The response of mixed-phase and ice clouds to volcanic eruptions- A model case study of the Raikoke eruption 2019

Aerosol-cloud-interactions are one of the major causes of uncertainty in the radiative forcing as presented in the IPCC report WG1 (2021). The aerosols in the atmosphere can act as cloud condensation nuclei (CCNs) or ice nucleating particles (INPs) and affect cloud properties. A quantification of the impact of aerosols on these properties is difficult since clouds are also strongly affected by synoptic conditions.

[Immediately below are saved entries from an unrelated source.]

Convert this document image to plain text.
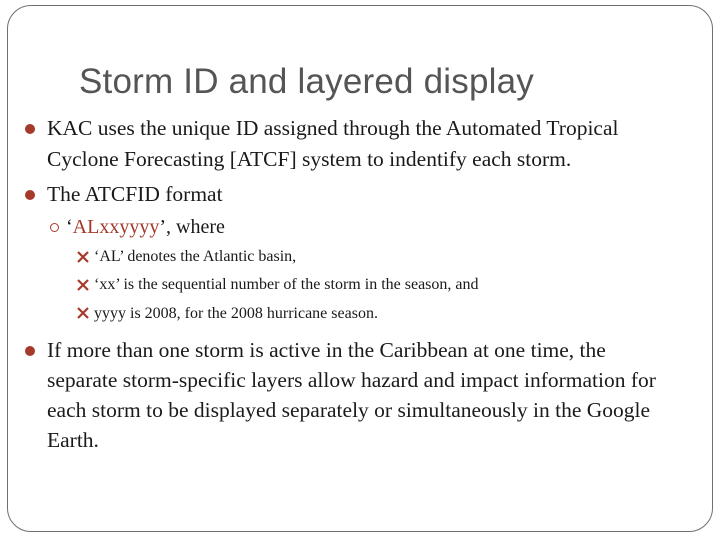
Storm ID and layered display
KAC uses the unique ID assigned through the Automated Tropical
Cyclone Forecasting [ATCF] system to indentify each storm.
The ATCFID format
‘ALxxyyyy’, where
‘AL’ denotes the Atlantic basin,
‘xx’ is the sequential number of the storm in the season, and
yyyy is 2008, for the 2008 hurricane season.
If more than one storm is active in the Caribbean at one time, the
separate storm-specific layers allow hazard and impact information for
each storm to be displayed separately or simultaneously in the Google
Earth.
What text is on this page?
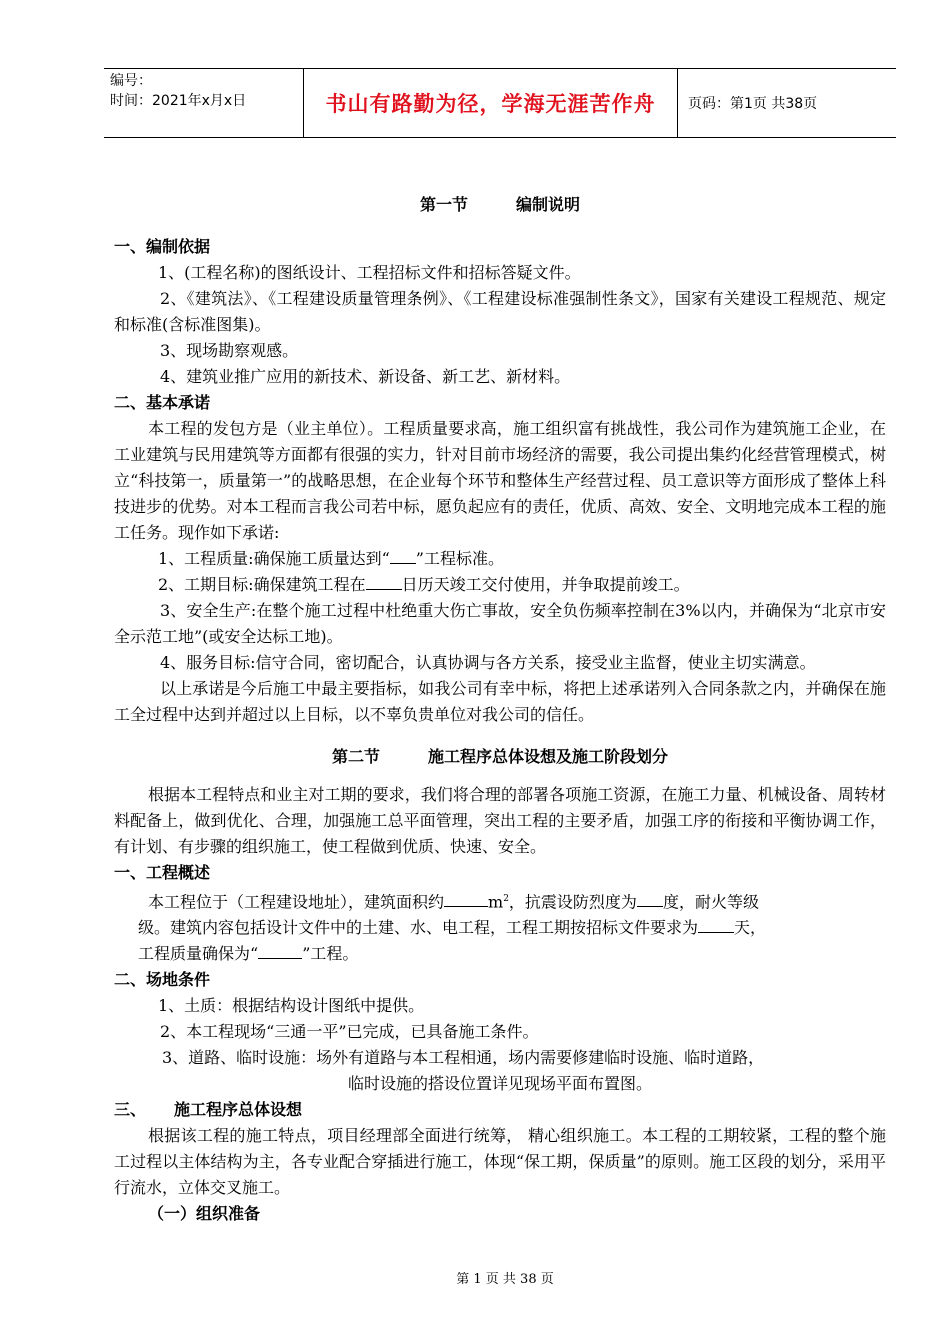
编号：
时间：2021年x月x日	书山有路勤为径，学海无涯苦作舟	页码：第1页 共38页
第一节	编制说明
一、编制依据
1、(工程名称)的图纸设计、工程招标文件和招标答疑文件。
2、《建筑法》、《工程建设质量管理条例》、《工程建设标准强制性条文》，国家有关建设工程规范、规定和标准(含标准图集)。
3、现场勘察观感。
4、建筑业推广应用的新技术、新设备、新工艺、新材料。
二、基本承诺
本工程的发包方是（业主单位）。工程质量要求高，施工组织富有挑战性，我公司作为建筑施工企业，在工业建筑与民用建筑等方面都有很强的实力，针对目前市场经济的需要，我公司提出集约化经营管理模式，树立“科技第一，质量第一”的战略思想，在企业每个环节和整体生产经营过程、员工意识等方面形成了整体上科技进步的优势。对本工程而言我公司若中标，愿负起应有的责任，优质、高效、安全、文明地完成本工程的施工任务。现作如下承诺:
1、工程质量:确保施工质量达到“ ”工程标准。
2、工期目标:确保建筑工程在 日历天竣工交付使用，并争取提前竣工。
3、安全生产:在整个施工过程中杜绝重大伤亡事故，安全负伤频率控制在3%以内，并确保为“北京市安全示范工地”(或安全达标工地)。
4、服务目标:信守合同，密切配合，认真协调与各方关系，接受业主监督，使业主切实满意。
以上承诺是今后施工中最主要指标，如我公司有幸中标，将把上述承诺列入合同条款之内，并确保在施工全过程中达到并超过以上目标，以不辜负贵单位对我公司的信任。
第二节	施工程序总体设想及施工阶段划分
根据本工程特点和业主对工期的要求，我们将合理的部署各项施工资源，在施工力量、机械设备、周转材料配备上，做到优化、合理，加强施工总平面管理，突出工程的主要矛盾，加强工序的衔接和平衡协调工作，有计划、有步骤的组织施工，使工程做到优质、快速、安全。
一、工程概述
本工程位于（工程建设地址），建筑面积约	$m^2$，抗震设防烈度为 度，耐火等级
级。建筑内容包括设计文件中的土建、水、电工程，工程工期按招标文件要求为 天，
工程质量确保为“	”工程。
二、场地条件
1、土质：根据结构设计图纸中提供。
2、本工程现场“三通一平”已完成，已具备施工条件。
3、道路、临时设施：场外有道路与本工程相通，场内需要修建临时设施、临时道路，
临时设施的搭设位置详见现场平面布置图。
三、 施工程序总体设想
根据该工程的施工特点，项目经理部全面进行统筹， 精心组织施工。本工程的工期较紧，工程的整个施工过程以主体结构为主，各专业配合穿插进行施工，体现“保工期，保质量”的原则。施工区段的划分，采用平行流水，立体交叉施工。
（一）组织准备
第 1 页 共 38 页
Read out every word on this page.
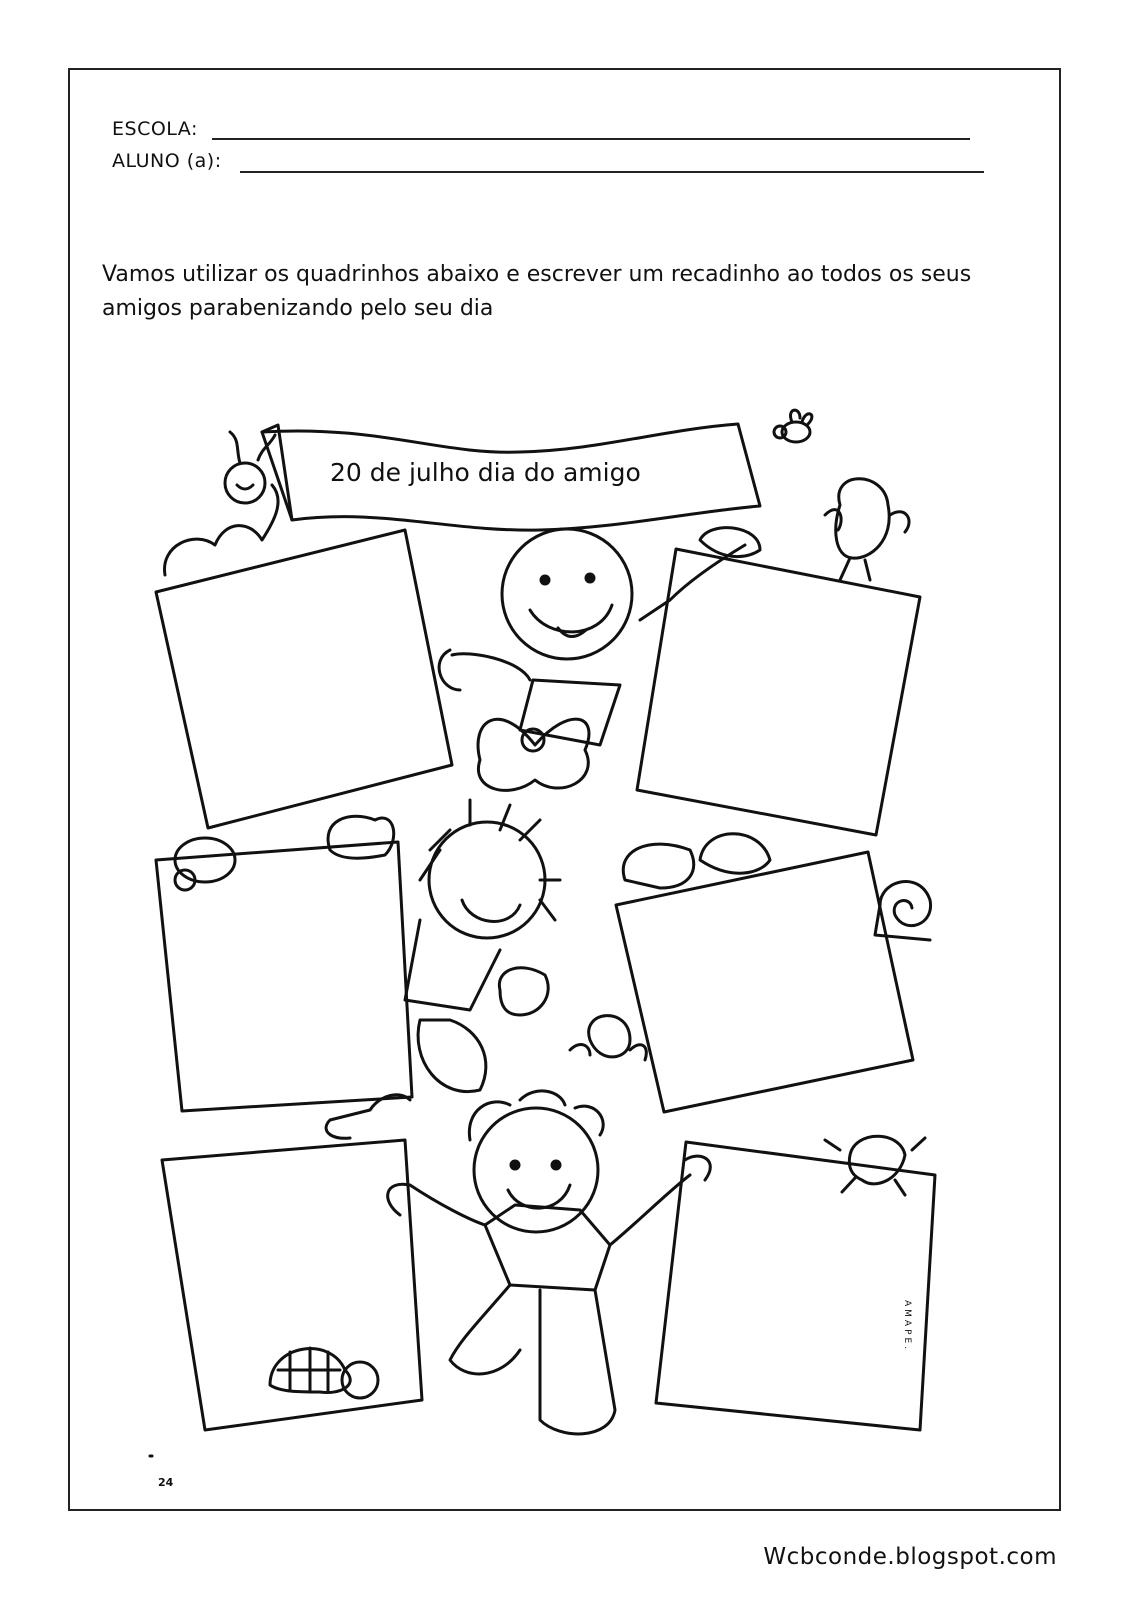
ESCOLA:
ALUNO (a):
Vamos utilizar os quadrinhos abaixo e escrever um recadinho ao todos os seus amigos parabenizando pelo seu dia
20 de julho dia do amigo
24
AMAPE.
Wcbconde.blogspot.com
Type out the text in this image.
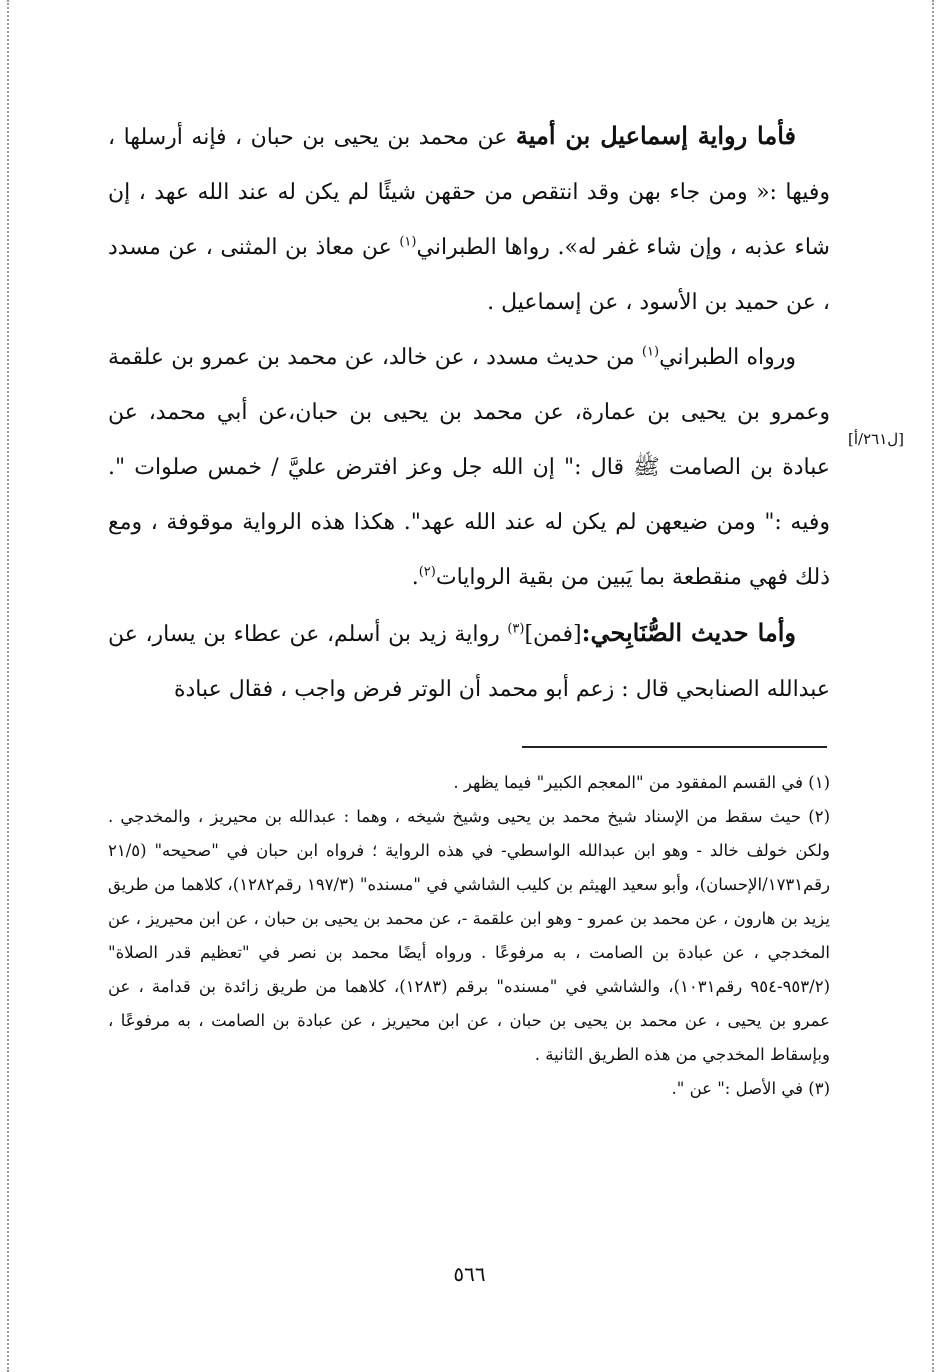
فأما رواية إسماعيل بن أمية عن محمد بن يحيى بن حبان ، فإنه أرسلها ، وفيها :« ومن جاء بهن وقد انتقص من حقهن شيئًا لم يكن له عند الله عهد ، إن شاء عذبه ، وإن شاء غفر له». رواها الطبراني$^{(١)}$ عن معاذ بن المثنى ، عن مسدد ، عن حميد بن الأسود ، عن إسماعيل .

ورواه الطبراني$^{(١)}$ من حديث مسدد ، عن خالد، عن محمد بن عمرو بن علقمة وعمرو بن يحيى بن عمارة، عن محمد بن يحيى بن حبان،عن أبي محمد، عن عبادة بن الصامت ﷺ قال :" إن الله جل وعز افترض عليَّ / خمس صلوات ". وفيه :" ومن ضيعهن لم يكن له عند الله عهد". هكذا هذه الرواية موقوفة ، ومع ذلك فهي منقطعة بما يَبين من بقية الروايات$^{(٢)}$.

وأما حديث الصُّنَابِحي:[فمن]$^{(٣)}$ رواية زيد بن أسلم، عن عطاء بن يسار، عن عبدالله الصنابحي قال : زعم أبو محمد أن الوتر فرض واجب ، فقال عبادة

[ل٢٦١/أ]

(١) في القسم المفقود من "المعجم الكبير" فيما يظهر .

(٢) حيث سقط من الإسناد شيخ محمد بن يحيى وشيخ شيخه ، وهما : عبدالله بن محيريز ، والمخدجي . ولكن خولف خالد - وهو ابن عبدالله الواسطي- في هذه الرواية ؛ فرواه ابن حبان في "صحيحه" (٢١/٥ رقم١٧٣١/الإحسان)، وأبو سعيد الهيثم بن كليب الشاشي في "مسنده" (١٩٧/٣ رقم١٢٨٢)، كلاهما من طريق يزيد بن هارون ، عن محمد بن عمرو - وهو ابن علقمة -، عن محمد بن يحيى بن حبان ، عن ابن محيريز ، عن المخدجي ، عن عبادة بن الصامت ، به مرفوعًا . ورواه أيضًا محمد بن نصر في "تعظيم قدر الصلاة" (٩٥٣/٢-٩٥٤ رقم١٠٣١)، والشاشي في "مسنده" برقم (١٢٨٣)، كلاهما من طريق زائدة بن قدامة ، عن عمرو بن يحيى ، عن محمد بن يحيى بن حبان ، عن ابن محيريز ، عن عبادة بن الصامت ، به مرفوعًا ، وبإسقاط المخدجي من هذه الطريق الثانية .

(٣) في الأصل :" عن ".

٥٦٦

Volcanic eruptions are an ideal testbed as they cause a local perturbance of aerosol concentrations in the atmosphere. The emitted aerosols such as SO2 reacting to sulfuric acid or ash can act as CCNs or INPs respectively. By comparing a simulation with and without the volcanic eruption the impact can be quantified directly. The simulation with an eruption can be validated by comparison to observations, e.g. satellite data.

In the presented work, the eruption of the Raikoke volcano in 2019 is simulated using the ICOsahedral Nonhydrostatic model (ICON) and the module for Aerosols and Reactive Trace gases (ART). The model is run in limited area mode on a R2B10 grid with about 2.5 km horizontal resolution for a time span of 3 days. The volcanic plume is simulated using a setup provided by J. Bruckert. During this time, the plume overlaps with cloud systems associated with a low-pressure system east of the volcano. The simulations with and without the eruption are compared to observational data to improve the implemented interaction mechanisms between cloud particles and volcanic aerosols with a focus on ice nucleation due to volcanic ash particles. Additionally, a new parameterization for volcanic ash formulated by Umo et al. (2021) based on laboratory experiments is implemented and compared to the commonly used ice nucleation parameterizations for mineral dust by e.g. Ullrich et al. (2017). First results of an offline calculation of the ice nucleation active site show a decrease in the ice nucleating efficiency for the parameterization for volcanic ash.

These first results on the interactions between the volcanic ash plume and mixed-phase and ice clouds will be presented.